Often, that journey of redefining our vocabularies is filled with fear. As Elizabeth Gilbert says: Fear is boring.

(So says Elizabeth, so says I.)

It’s so much easier to live life the way you were taught to. But the hard way is so much more exciting and rewarding.

Do you know what my least favorite word is?

I’ll tell you:

Teshuvah.

Ugh. So heavy. So judgmental. So unattractive.

Teshuvah.

Repent.

Apologize

Beat yourself down.

Eh. Yuck. Excuse me while I cover my ears and pretend that I can’t hear you.

(lalalallalaaaa)

I hear that word, and I am immediately taken back to Hebrew School. Fourth grade. My Judaics teachers was the first woman I had ever come to fear as much as I feared God…she looked a lot like what I pictured God to look like: Old, gray, wrinkled, with a raspy voice and the tendency to shout whenever we fidgeted in our chairs. She had an unruly temper and a wicked stare. So, when see taught me the word Teshuvah for the first time— “to repent for all of the pain and hurt we’ve caused others”— I imagined God sitting there, somewhere in heaven, with a mallet, ready to knock out those of us who would repent profusely enough. I swallowed hard and struggled for air.

So many people to apologize to. So many mistakes made. My poor innocent child mind couldn’t handle it.

It wasn’t a pretty picture, let me tell ya.

Teshuvah. Ugh. We keep using that word, but does it actually mean what we’ve conditioned ourselves to believe it does?

The short answer? No. It really doesn’t.

Where did we come up with this absurd idea? The Hebrew root of Teshuvah is tashuv, to return. To return? Say what now? That doesn’t come close to representing what it means to repent or apologize. Those are phrases and things that live outside of you. Teshuvah, the act of returning, to your spiritual source and place, as well as to your ultimate, true self, is one that is fostered from within.
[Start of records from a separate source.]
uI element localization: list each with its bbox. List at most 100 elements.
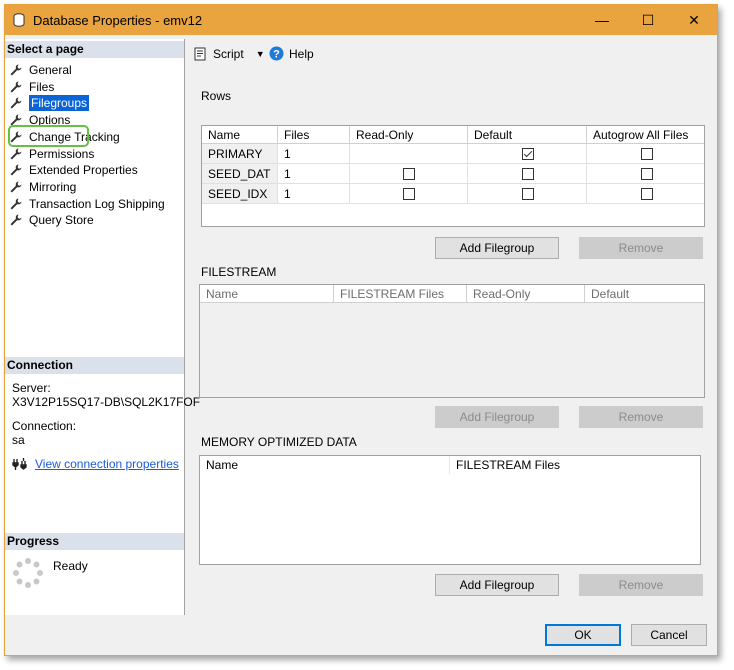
wrench-icon bbox=[10, 97, 22, 109]
rows-col-name[interactable]: Name bbox=[202, 126, 278, 144]
nav-item[interactable]: Files bbox=[9, 79, 54, 95]
nav-item-label: Transaction Log Shipping bbox=[29, 196, 165, 211]
server-value: X3V12P15SQ17-DB\SQL2K17FOF bbox=[12, 395, 201, 409]
rows-cell-name[interactable]: PRIMARY bbox=[202, 144, 278, 164]
filestream-col-files[interactable]: FILESTREAM Files bbox=[334, 285, 467, 303]
rows-add-filegroup-button[interactable]: Add Filegroup bbox=[435, 237, 559, 259]
wrench-icon bbox=[10, 214, 22, 226]
checkbox[interactable] bbox=[641, 168, 653, 180]
memory-optimized-section-label: MEMORY OPTIMIZED DATA bbox=[201, 435, 357, 449]
rows-cell-read-only[interactable] bbox=[350, 184, 468, 204]
rows-cell-name[interactable]: SEED_IDX bbox=[202, 184, 278, 204]
checkbox[interactable] bbox=[521, 188, 534, 200]
window-title: Database Properties - emv12 bbox=[33, 13, 203, 28]
checkbox[interactable] bbox=[521, 168, 534, 180]
rows-cell-read-only[interactable] bbox=[350, 164, 468, 184]
minimize-button[interactable]: — bbox=[579, 5, 625, 35]
memory-col-files[interactable]: FILESTREAM Files bbox=[450, 456, 700, 474]
help-label: Help bbox=[289, 46, 314, 61]
rows-col-default[interactable]: Default bbox=[468, 126, 587, 144]
dropdown-arrow-icon[interactable]: ▼ bbox=[256, 49, 265, 59]
memory-add-filegroup-button[interactable]: Add Filegroup bbox=[435, 574, 559, 596]
left-pane: Select a page General Files Filegroups Opti… bbox=[5, 39, 200, 615]
checkbox[interactable] bbox=[641, 188, 653, 200]
checkbox[interactable] bbox=[641, 148, 653, 160]
help-icon: ? bbox=[269, 46, 284, 61]
maximize-button[interactable]: ☐ bbox=[625, 5, 671, 35]
connection-label: Connection: bbox=[12, 419, 77, 433]
script-label: Script bbox=[213, 47, 244, 61]
connection-header: Connection bbox=[5, 357, 184, 374]
filestream-col-read-only[interactable]: Read-Only bbox=[467, 285, 585, 303]
rows-grid[interactable]: Name Files Read-Only Default Autogrow Al… bbox=[201, 125, 705, 227]
wrench-icon bbox=[10, 148, 22, 159]
script-button[interactable]: Script ▼ bbox=[193, 47, 265, 61]
nav-item-label: Permissions bbox=[29, 146, 95, 161]
close-icon: ✕ bbox=[688, 11, 700, 28]
filestream-col-name[interactable]: Name bbox=[200, 285, 334, 303]
nav-item[interactable]: Query Store bbox=[9, 212, 94, 228]
nav-item[interactable]: Permissions bbox=[9, 146, 94, 162]
nav-item[interactable]: Extended Properties bbox=[9, 162, 138, 178]
view-connection-row: View connection properties bbox=[12, 457, 179, 471]
memory-col-name[interactable]: Name bbox=[200, 456, 450, 474]
rows-cell-files[interactable]: 1 bbox=[278, 184, 350, 204]
nav-item[interactable]: General bbox=[9, 62, 72, 78]
selection-highlight-ring bbox=[8, 125, 89, 147]
filegroups-page: Rows Name Files Read-Only Default Autogr… bbox=[185, 69, 717, 615]
database-properties-window: Database Properties - emv12 — ☐ ✕ Select… bbox=[4, 4, 718, 656]
progress-header: Progress bbox=[5, 533, 184, 550]
view-connection-properties-link[interactable]: View connection properties bbox=[35, 457, 179, 471]
rows-col-files[interactable]: Files bbox=[278, 126, 350, 144]
filestream-grid[interactable]: Name FILESTREAM Files Read-Only Default bbox=[199, 284, 705, 398]
filestream-col-default[interactable]: Default bbox=[585, 285, 704, 303]
memory-optimized-grid[interactable]: Name FILESTREAM Files bbox=[199, 455, 701, 565]
rows-cell-name[interactable]: SEED_DAT bbox=[202, 164, 278, 184]
filestream-add-filegroup-button[interactable]: Add Filegroup bbox=[435, 406, 559, 428]
title-bar[interactable]: Database Properties - emv12 — ☐ ✕ bbox=[5, 5, 717, 35]
toolbar: Script ▼ ? Help bbox=[185, 39, 717, 69]
checkbox[interactable] bbox=[403, 168, 415, 180]
rows-cell-default[interactable] bbox=[468, 144, 587, 164]
ok-button[interactable]: OK bbox=[545, 624, 621, 646]
svg-text:?: ? bbox=[273, 49, 280, 61]
database-icon bbox=[13, 13, 25, 27]
rows-cell-files[interactable]: 1 bbox=[278, 144, 350, 164]
rows-cell-autogrow[interactable] bbox=[587, 144, 704, 164]
rows-cell-files[interactable]: 1 bbox=[278, 164, 350, 184]
rows-cell-default[interactable] bbox=[468, 184, 587, 204]
wrench-icon bbox=[10, 198, 22, 210]
wrench-icon bbox=[10, 181, 22, 193]
rows-col-autogrow[interactable]: Autogrow All Files bbox=[587, 126, 704, 144]
close-button[interactable]: ✕ bbox=[671, 5, 717, 35]
filestream-section-label: FILESTREAM bbox=[201, 265, 277, 279]
dialog-footer: OK Cancel bbox=[185, 615, 717, 655]
nav-item-label: General bbox=[29, 63, 72, 77]
nav-item-label: Filegroups bbox=[29, 95, 90, 112]
rows-section-label: Rows bbox=[201, 89, 232, 103]
nav-item-label: Query Store bbox=[29, 213, 94, 228]
rows-cell-autogrow[interactable] bbox=[587, 164, 704, 184]
select-page-header: Select a page bbox=[5, 41, 184, 58]
rows-cell-default[interactable] bbox=[468, 164, 587, 184]
memory-remove-button[interactable]: Remove bbox=[579, 574, 703, 596]
minimize-icon: — bbox=[595, 12, 609, 28]
nav-item[interactable]: Transaction Log Shipping bbox=[9, 196, 165, 212]
connection-value: sa bbox=[12, 433, 25, 447]
progress-status: Ready bbox=[53, 559, 88, 573]
nav-item[interactable]: Mirroring bbox=[9, 179, 76, 195]
wrench-icon bbox=[10, 64, 22, 76]
nav-item[interactable]: Filegroups bbox=[9, 95, 90, 112]
help-button[interactable]: ? Help bbox=[269, 46, 314, 61]
rows-col-read-only[interactable]: Read-Only bbox=[350, 126, 468, 144]
rows-cell-autogrow[interactable] bbox=[587, 184, 704, 204]
cancel-button[interactable]: Cancel bbox=[631, 624, 707, 646]
rows-remove-button[interactable]: Remove bbox=[579, 237, 703, 259]
nav-item-label: Mirroring bbox=[29, 179, 77, 194]
checkbox[interactable] bbox=[521, 148, 534, 160]
wrench-icon bbox=[10, 164, 22, 176]
checkbox[interactable] bbox=[403, 188, 415, 200]
rows-cell-read-only[interactable] bbox=[350, 144, 468, 164]
filestream-remove-button[interactable]: Remove bbox=[579, 406, 703, 428]
nav-item-label: Extended Properties bbox=[29, 163, 138, 178]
This is not meant to be an act of destruction, but rather, an act of building ourselves up to our highest potential. The act of Teshuvah is a positive act of returning to your source, to the coolest and most divine version of you.

According to Rabbi DovPer Pinson, author of Reclaiming the Self (On the Pathway to Teshuva), we’ve got it all wrong. And it’s time to make it right:

“…Teshuvah is more about a recalibration of the consciousness rather than a mere apology or confession of mistakes…it is the key to activity our ability to return to a conscious state of abundance on all levels (of life).”

How. Cool. Is. That. ?!

It turns out that all of the things we’ve come to collectively fear aren’t things we’re meant to fear because they aren’t real. The way we’ve come to define and understand language has caused us to approach Teshuvah with trepidation and a sense of panic. 

If we’ve been collectively defining one word incorrectly, what’s stopping us from butchering others the same way?

“Hello, Teshuvah. My name is Leigh. I’m sorry I misjudged you so harshly. Can we get to know each other better?”

Teshuvah. Ahhh. What a word. Has a nice ring to it, doesn’t it?

It’s about time we take words into our own hands. Forget what you’ve been taught and let go of words as you understood them until now. Reintroduce yourself. Speak slowly. Think about what you mean and how the words you use sound to others.

This, my friends, is the first step on the path of Teshuvah.

Welcome. May your journeys be sweet, and may your words be your guiding light.